It is almost midnight and Erica Fletcher is on her sixth cup of tea for the day. She is not fueling up for a late-night party or even a study session, though; Fletcher is involved in a very high-stakes competition.
Every year, approximately 1000 American students apply for two of the most prestigious nationally competitive scholarships, the Rhodes and the Marshall. Both scholarships provide U.S. students with opportunities to study in the U.K. The Rhodes Scholarship is for a two-year tenure at Oxford University, and the Marshall Scholarship offers American students the opportunity to attend almost any university in the U.K. In the past, the awards often went to students seeking a second baccalaureate degree, but now they are typically awarded to scholars pursuing a graduate education. Both scholarships also entail a more challenging—and dramatic—application process than many realize.
Fletcher’s last-minute efforts are not due to a lack of planning. She has been working on her application for months, and years of academic success have prepared her for this point. But the sheer volume of materials required by the applications is enough to overwhelm most candidates. Applicants spend months drafting essays and personal statements, revising resumés, gathering transcripts, and corresponding with recommendation letter writers. Thankfully, the Office of Undergraduate Research and the Honors College are there to help.
The Office of Undergraduate Research is charged with assisting students at the University of Houston in finding and applying for external scholarships and fellowships. In addition to Erica’s applications for Rhodes and Marshall, within the past year alone the office has provided support to applications for the Gates Cambridge, Barry M. Goldwater, Jack Kent Cooke, Merage, National Science Foundation, Boren, and Phi Kappa Phi scholarships. All of these awards are nationally competitive scholarships that support students’ undergraduate and graduate studies, both within the U.S. and beyond. Erica also benefited from the advice of her mentors, Drs.

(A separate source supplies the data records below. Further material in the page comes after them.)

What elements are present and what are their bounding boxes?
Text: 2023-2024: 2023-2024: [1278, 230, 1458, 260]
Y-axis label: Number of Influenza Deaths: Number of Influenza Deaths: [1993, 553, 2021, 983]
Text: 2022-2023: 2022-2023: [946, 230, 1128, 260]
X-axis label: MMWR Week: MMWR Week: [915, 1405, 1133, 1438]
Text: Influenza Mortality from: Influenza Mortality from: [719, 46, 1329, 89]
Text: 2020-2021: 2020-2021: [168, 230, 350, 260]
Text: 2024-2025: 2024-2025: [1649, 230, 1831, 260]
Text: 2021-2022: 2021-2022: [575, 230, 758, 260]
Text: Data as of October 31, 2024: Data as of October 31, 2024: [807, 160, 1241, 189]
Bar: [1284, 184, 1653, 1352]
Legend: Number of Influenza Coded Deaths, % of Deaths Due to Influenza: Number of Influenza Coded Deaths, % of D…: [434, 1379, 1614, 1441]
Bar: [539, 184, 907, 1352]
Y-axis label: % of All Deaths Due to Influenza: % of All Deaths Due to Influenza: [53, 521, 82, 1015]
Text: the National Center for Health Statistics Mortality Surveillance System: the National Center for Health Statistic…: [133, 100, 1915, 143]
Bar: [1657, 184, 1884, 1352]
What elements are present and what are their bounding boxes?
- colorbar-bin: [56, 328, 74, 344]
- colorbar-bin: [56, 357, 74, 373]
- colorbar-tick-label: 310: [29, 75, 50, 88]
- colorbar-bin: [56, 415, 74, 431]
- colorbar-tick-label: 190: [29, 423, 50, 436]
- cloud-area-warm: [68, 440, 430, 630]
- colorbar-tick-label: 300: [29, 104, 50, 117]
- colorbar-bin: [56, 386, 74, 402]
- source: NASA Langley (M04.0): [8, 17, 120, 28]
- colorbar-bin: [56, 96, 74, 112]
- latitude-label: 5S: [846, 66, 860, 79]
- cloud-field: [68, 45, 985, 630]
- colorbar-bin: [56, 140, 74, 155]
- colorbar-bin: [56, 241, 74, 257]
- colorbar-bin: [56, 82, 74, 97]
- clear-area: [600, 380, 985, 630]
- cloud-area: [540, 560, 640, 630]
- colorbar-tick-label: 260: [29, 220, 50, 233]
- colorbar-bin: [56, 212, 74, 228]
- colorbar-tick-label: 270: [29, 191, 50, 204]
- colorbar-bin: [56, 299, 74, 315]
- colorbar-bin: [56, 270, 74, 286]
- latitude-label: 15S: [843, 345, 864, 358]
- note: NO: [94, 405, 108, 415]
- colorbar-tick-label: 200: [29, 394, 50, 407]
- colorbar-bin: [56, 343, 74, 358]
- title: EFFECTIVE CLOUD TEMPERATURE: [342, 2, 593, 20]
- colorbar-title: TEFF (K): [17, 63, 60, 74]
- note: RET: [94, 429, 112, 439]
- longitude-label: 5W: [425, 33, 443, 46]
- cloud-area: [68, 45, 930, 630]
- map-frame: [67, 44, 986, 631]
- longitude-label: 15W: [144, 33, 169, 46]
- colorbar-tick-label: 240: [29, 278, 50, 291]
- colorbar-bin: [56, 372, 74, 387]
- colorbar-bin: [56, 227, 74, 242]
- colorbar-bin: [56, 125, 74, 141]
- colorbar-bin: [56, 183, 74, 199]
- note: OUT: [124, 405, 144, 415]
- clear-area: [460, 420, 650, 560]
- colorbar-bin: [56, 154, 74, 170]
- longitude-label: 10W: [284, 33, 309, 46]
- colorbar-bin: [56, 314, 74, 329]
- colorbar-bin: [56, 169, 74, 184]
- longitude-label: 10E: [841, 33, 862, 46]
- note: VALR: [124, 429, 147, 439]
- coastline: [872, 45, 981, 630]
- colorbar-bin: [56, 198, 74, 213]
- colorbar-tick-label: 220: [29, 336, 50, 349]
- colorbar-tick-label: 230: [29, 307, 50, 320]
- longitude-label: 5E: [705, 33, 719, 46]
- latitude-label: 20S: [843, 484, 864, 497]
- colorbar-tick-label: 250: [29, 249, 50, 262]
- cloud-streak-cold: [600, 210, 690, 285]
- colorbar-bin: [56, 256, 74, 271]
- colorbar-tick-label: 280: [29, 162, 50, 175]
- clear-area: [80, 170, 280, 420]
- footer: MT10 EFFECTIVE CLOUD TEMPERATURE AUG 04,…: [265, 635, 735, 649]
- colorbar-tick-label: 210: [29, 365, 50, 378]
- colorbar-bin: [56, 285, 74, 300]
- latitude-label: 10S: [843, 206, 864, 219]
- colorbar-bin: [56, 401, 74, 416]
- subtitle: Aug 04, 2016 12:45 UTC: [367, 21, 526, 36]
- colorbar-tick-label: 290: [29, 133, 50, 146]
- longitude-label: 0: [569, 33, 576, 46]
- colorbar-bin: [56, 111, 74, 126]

Jerome Crowder and Dan Price, and over 30 other members of the University community. “From talking with the other applicants,” Fletcher said, “it became very clear that no other scholarship advisors at other institutions had been as enthusiastic, dedicated, and detail-oriented as Karen Weber and Drs. Crowder and Price.”
Erica began her academic career at the Honors College in 2007 at the age of 16. She started with one major—psychology—and has since added two more in anthropology and sociology. These interests have converged in her research projects, most notably her two ethnographic films. Marianismo, completed as a Summer Undergraduate Research Fellowship project in 2009, explores the plight of HIV-positive Latina women. Her current project, a film about sex trafficking in Houston, is being conducted as part of her senior honors thesis.
Candidates for the Marshall Scholarship compete in eight regions of the U.S. for a total of 32 scholarships. Rhodes Scholar applicants in the U.S. are divided into 16 districts with approximately equally sized applicant pools, each of which will eventually send two students to Oxford. After sifting through hundreds of candidates’ paperwork, the selection committees invite a handful of finalists to interviews each November. Because both programs consider students eligible in both their home state and the state of their academic institution, Erica had the opportunity to meet, and compete with, students attending MIT, Harvard, Rice, and Georgetown. Interviews are conducted by experts in a variety of fields and can involve questions related to the student’s field, current events, and even ethical or philosophical dilemmas.
Once she was chosen as a finalist, Erica’s excitement turned to nervousness in anticipation of the interviews. To help prepare her, the Office of Undergraduate Research arranged for a series of practice interviews and even a mock reception. “I was truly amazed by the number of faculty, administrators (including President Renu Khator), and students who volunteered their time to participate in the practice interviews and ask challenging questions. Once, Dr. Helen Valier did not look at me at all during a practice interview; another time she pretended to be extremely angry just to see how I would react. Learning to put on a smile despite her ‘rudeness’ came in handy during an actual interview, when one panelist pretended to be asleep.”
In the end, Erica invested literally hundreds of hours on her applications. The phone calls, emails, and weekend meetings with her mentors to refine her application were easily equivalent to adding another class to her course load. Although she did not receive the scholarships, the learning experience was something she could not have found in any classroom. “The process made me much more selective in the graduate schools to which I applied. I am now emboldened to find out more about what departments can offer me in terms of technical resources, faculty mentorship, and coursework flexibility.”